Givens, a resident of the Ocean View section of Dennis Township, is a history buff, particularly interested in ancient civilizations. Her love for the subject is what led her to pursue an internship at the county's historical museum, on Route 9 North in Cape May Court House.

On Nov. 29, Givens received 2012 Cape May County Young Historian Award during the Cape May County Historical Museum & Genealogy Society's annual awards ceremony. Museum Director Pary Tell said the society honors one young county resident each year who is working to promote and/or preserve the past in some way.

"(Givens) took on a project that needed to be completed, and she dedicated herself to getting it done," Tell said. "What she has done allows me to put exhibits together more efficiently and to find and keep track of our county's historical records, so they can be made available to the county residents."

Tell said the award is also a way for the society to encourage other young county residents to consider doing things to promote and preserve history. Last year's award went to Jacklyn Gray, of Erma, a young woman who works at Cold Spring Village as a potter, keeping the 19th century craft alive. The year before, the award went to a young man who does traditional woodwork, Tell said.

"We want to make young people aware of how important it is to preserve these things of our past, whether it's historical records, a trade or what have you," she said.

Givens said she is honored and proud to represent the county as this year's young historian. She hopes to act as a role model for others. Taking a short break from transcribing the museum's accession records on a recent Tuesday morning, Givens talked about her internship, being honored with Young Historian Award, her love of history and her aspirations.

She said she has been fascinated by history since she was a child. She said she loved to read and would spend endless hours at the local library. It was there that she stumbled on her love for the subject.

"I remember one time when I was 8 years old, I was at the library and I wandered over to the nonfiction section and found a book that had pyramids on it," Givens said. "I thought, 'This is pretty cool looking,' so I took it home and I read it. I was so fascinated by pyramids and ancient Egypt that I went back and I gobbled up all the books they had on ancient Egypt. Then I started on ancient Rome and ancient Greece, and it brought me up to more modern times."

During her high school years, Givens recalls pleading with her teachers to allow her to do extra-credit projects on ancient civilizations, which she would present to her classmates in hope of encouraging them to love the subject, too.

"History is about humans, people just like us," she said. "The only difference is they were not exactly up to our standards. They weren't advancing technology or the rules of society. They had different etiquette, different lifestyles, different clothes, different housing, different technology, but that's the only difference."

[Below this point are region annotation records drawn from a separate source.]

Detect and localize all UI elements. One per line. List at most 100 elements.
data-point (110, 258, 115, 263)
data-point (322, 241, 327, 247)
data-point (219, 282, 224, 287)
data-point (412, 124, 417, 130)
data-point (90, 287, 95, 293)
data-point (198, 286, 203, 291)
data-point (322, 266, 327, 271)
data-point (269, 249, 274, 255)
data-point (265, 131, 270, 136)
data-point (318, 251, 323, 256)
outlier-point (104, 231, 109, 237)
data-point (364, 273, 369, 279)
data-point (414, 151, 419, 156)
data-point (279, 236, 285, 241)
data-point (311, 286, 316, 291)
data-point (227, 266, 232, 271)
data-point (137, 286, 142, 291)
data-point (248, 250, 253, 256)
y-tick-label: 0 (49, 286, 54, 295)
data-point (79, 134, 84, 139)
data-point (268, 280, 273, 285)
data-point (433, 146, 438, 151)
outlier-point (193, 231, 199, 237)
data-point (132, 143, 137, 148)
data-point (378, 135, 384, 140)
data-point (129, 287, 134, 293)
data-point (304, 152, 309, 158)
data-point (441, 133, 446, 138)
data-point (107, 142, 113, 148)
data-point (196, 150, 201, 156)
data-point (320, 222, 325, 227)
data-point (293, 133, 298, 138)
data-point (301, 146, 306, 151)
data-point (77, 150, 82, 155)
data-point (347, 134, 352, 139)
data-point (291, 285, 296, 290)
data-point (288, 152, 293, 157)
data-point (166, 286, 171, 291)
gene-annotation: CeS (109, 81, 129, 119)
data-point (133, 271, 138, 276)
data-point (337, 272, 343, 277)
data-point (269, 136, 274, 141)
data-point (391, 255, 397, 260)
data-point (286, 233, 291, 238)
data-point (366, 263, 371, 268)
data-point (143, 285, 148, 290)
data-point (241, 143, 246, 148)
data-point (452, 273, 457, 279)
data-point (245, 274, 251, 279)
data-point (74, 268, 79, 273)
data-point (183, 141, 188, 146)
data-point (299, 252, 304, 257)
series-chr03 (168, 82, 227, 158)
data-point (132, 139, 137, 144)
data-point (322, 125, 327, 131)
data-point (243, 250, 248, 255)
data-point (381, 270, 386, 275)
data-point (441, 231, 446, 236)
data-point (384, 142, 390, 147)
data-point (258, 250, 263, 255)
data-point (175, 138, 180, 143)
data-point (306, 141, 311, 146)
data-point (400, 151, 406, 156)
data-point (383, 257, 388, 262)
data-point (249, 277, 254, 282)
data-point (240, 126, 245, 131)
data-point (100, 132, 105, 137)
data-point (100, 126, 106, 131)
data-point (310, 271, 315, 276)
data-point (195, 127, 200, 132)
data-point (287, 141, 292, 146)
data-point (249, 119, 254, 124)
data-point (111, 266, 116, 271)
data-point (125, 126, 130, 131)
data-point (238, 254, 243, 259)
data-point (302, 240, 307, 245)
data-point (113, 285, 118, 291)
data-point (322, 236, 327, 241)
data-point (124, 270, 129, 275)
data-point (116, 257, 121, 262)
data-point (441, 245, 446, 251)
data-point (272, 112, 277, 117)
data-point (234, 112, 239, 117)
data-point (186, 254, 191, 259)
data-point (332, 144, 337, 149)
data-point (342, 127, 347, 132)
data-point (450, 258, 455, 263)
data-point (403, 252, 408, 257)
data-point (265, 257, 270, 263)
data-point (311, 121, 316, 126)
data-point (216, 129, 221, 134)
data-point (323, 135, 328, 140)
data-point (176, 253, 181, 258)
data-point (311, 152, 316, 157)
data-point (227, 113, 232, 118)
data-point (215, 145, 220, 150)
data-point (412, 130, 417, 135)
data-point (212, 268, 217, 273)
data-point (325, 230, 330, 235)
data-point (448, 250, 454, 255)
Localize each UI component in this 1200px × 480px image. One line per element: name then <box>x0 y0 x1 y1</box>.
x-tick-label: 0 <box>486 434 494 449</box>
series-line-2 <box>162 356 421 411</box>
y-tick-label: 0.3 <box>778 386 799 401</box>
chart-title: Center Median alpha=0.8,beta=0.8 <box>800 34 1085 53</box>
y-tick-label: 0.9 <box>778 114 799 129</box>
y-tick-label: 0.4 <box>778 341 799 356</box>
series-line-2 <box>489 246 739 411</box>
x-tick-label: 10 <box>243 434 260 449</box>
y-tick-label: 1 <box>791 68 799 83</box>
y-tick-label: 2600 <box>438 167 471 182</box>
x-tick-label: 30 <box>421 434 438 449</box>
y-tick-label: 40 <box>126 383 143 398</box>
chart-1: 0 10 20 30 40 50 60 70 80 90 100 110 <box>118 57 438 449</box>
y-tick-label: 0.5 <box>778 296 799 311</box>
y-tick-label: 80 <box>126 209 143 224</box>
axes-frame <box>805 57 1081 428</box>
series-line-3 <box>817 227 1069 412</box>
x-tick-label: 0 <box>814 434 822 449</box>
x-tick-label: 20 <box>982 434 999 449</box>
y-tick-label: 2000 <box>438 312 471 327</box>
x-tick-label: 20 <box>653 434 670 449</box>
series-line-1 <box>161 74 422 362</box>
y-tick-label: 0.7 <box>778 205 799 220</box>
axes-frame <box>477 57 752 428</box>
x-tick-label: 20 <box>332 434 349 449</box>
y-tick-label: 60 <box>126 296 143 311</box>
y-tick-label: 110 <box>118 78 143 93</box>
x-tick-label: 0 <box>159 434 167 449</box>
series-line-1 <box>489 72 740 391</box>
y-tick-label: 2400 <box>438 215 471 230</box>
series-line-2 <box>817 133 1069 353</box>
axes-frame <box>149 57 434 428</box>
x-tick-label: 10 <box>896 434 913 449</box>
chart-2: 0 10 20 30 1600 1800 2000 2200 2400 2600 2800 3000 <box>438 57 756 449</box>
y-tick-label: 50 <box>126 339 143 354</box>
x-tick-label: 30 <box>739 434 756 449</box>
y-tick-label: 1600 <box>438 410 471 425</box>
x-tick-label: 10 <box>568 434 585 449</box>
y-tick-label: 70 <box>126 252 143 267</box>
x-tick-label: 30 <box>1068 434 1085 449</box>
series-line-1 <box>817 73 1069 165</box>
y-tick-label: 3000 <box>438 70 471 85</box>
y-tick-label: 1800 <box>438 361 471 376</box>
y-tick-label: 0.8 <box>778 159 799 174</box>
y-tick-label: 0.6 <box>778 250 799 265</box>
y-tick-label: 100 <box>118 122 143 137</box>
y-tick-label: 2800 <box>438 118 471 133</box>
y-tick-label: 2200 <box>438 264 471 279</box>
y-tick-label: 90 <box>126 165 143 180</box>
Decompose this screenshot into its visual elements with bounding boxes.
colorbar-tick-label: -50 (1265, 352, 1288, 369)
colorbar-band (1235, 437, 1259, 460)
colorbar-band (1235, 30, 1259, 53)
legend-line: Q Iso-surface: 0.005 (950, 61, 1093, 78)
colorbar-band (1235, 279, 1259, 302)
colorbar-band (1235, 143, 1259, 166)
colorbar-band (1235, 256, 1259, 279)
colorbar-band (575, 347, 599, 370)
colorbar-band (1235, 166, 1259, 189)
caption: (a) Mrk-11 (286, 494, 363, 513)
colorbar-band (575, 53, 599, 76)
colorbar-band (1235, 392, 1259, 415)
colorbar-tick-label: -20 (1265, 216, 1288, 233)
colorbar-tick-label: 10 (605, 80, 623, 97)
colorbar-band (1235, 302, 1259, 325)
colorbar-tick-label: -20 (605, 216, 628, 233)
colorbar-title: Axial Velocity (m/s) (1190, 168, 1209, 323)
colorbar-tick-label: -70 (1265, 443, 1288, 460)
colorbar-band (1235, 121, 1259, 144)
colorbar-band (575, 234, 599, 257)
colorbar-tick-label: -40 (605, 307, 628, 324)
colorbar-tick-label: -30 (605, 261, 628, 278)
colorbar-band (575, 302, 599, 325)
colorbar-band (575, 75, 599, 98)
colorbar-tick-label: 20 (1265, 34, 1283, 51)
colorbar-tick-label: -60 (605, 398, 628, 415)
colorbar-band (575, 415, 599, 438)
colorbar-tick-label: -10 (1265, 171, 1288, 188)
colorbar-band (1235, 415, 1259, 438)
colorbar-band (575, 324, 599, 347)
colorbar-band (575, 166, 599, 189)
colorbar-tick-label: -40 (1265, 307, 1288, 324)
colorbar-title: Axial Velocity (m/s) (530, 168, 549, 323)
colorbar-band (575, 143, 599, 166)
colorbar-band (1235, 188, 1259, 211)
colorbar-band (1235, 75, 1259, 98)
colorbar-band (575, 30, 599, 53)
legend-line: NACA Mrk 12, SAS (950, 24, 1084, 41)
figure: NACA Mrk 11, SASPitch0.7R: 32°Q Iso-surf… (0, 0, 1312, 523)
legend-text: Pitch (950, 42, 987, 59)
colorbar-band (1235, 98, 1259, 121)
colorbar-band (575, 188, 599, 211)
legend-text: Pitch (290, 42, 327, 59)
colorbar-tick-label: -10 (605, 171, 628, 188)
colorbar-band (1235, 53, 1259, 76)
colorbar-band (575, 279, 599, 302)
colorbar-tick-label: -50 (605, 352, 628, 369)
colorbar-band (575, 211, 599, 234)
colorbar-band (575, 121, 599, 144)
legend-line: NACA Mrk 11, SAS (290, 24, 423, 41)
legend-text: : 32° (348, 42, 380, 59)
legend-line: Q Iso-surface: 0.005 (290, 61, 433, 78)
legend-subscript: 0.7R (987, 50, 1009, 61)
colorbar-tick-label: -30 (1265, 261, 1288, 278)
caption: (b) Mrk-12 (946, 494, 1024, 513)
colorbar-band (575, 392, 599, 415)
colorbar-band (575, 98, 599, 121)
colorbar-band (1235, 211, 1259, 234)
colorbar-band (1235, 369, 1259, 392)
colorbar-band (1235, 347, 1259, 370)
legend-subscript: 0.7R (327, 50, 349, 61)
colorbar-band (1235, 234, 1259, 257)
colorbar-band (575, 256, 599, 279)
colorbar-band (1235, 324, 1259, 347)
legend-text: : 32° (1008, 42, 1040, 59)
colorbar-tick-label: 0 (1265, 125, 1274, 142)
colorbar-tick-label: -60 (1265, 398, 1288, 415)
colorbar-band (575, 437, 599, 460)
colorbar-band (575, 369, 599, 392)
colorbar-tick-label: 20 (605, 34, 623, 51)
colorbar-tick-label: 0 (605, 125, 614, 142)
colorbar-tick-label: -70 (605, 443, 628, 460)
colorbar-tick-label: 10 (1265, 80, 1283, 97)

Givens has an associate's degree in history from Atlantic Cape Community College. In January, she will begin spring classes at Richard Stockton College, working toward a bachelor's degree in history and a minor in creative writing. She said her goal is to integrate the two subjects and become a historical fiction writer.

She already has gotten a head start. She has been published 21 times, with links to most of her writings on her website, kath

Givens said she's most proud of her publication in The Copperfield Review's fall 2012 issue, which printed her historical fiction short story, "The Lost Colony."

"(The Copperfield Review) is a pretty big magazine, especially for historical fiction, so when they accepted my story back in November, I was just through the moon," she said. "It kind of confirmed for me that maybe I can do this."

Given said she's focusing her attention on writing a historic fiction novel and looks forward to her spring semester at Stockton. She said she will continue her internship at the museum and is not entirely sure of the career path she'll fall into. But she knows it will have to do with history.

"My life is just starting," Givens said.